While the father had argued that the amount he was paying for the riding lessons was disproportionately high when factoring in circumstances such as his income and that he would suffer hardship if he had to continue making these payments, the court ultimately disagreed for a number of reasons.
Firstly, there was no basis to unilaterally reduce the amount that he was paying in extraordinary expenses. Further, he had been paying this amount prior to a temporary reduction, which indicated that this was a reasonable contribution and should continue to be. Lastly, the “undue hardship” argument is a challenging one to succeed on, with a high test to meet. In this case, the motion judge had been aware of all relevant facts, including the father’s income, and concluded that the $380 was reasonable.
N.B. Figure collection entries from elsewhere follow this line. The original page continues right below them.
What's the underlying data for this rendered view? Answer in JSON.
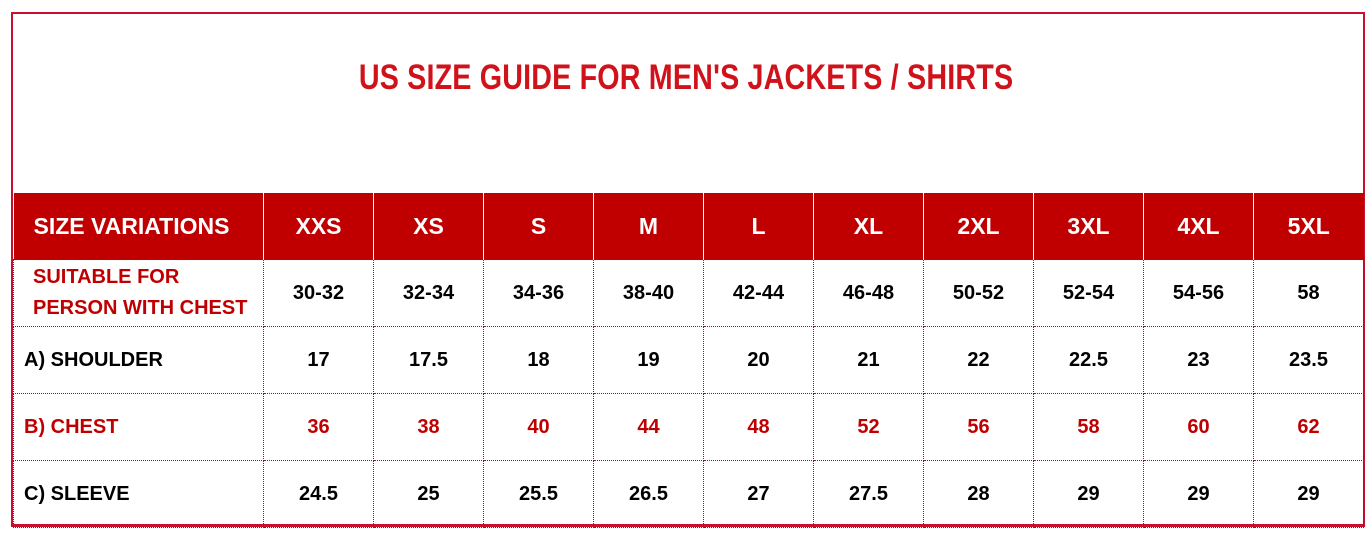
{
  "title": "US SIZE GUIDE FOR MEN'S JACKETS / SHIRTS",
  "colors": {
    "accent": "#c00000",
    "title": "#d0121b"
  },
  "table": {
    "header": [
      "SIZE VARIATIONS",
      "XXS",
      "XS",
      "S",
      "M",
      "L",
      "XL",
      "2XL",
      "3XL",
      "4XL",
      "5XL"
    ],
    "rows": [
      {
        "label": "SUITABLE FOR PERSON WITH CHEST",
        "values": [
          "30-32",
          "32-34",
          "34-36",
          "38-40",
          "42-44",
          "46-48",
          "50-52",
          "52-54",
          "54-56",
          "58"
        ]
      },
      {
        "label": "A) SHOULDER",
        "values": [
          "17",
          "17.5",
          "18",
          "19",
          "20",
          "21",
          "22",
          "22.5",
          "23",
          "23.5"
        ]
      },
      {
        "label": "B) CHEST",
        "values": [
          "36",
          "38",
          "40",
          "44",
          "48",
          "52",
          "56",
          "58",
          "60",
          "62"
        ]
      },
      {
        "label": "C) SLEEVE",
        "values": [
          "24.5",
          "25",
          "25.5",
          "26.5",
          "27",
          "27.5",
          "28",
          "29",
          "29",
          "29"
        ]
      }
    ]
  }
}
The father’s argument to lower this payment was rejected.
The father had argued that:
- the motion judge did not consider the daughter’s obligation to contribute to her own university education;
- the daughter had unilaterally withdrawn from her relationship with him; and
- the motion judge did not consider the obligation of the daughter’s step-father to contribute to her support.
The court disagreed on all of these points, noting that:
- The motion’s judge had factored in the daughter’s responsibility to pay for part of her university expenses;
- The daughter had never had a relationship with the father. As such, it could not have been her unilateral decision to terminate her relationship with him. Rather, the father made the decision not to have a relationship with her;
- The stepfather and the mother are no longer living together. As such, there is no separate obligation on the stepfather to contribute to child support. Further, had the father wanted to pursue the stepfather for contributions to the daughter’s university tuition, he could have added the stepfather as a party. He chose not to do so.
This ground of appeal therefore also failed.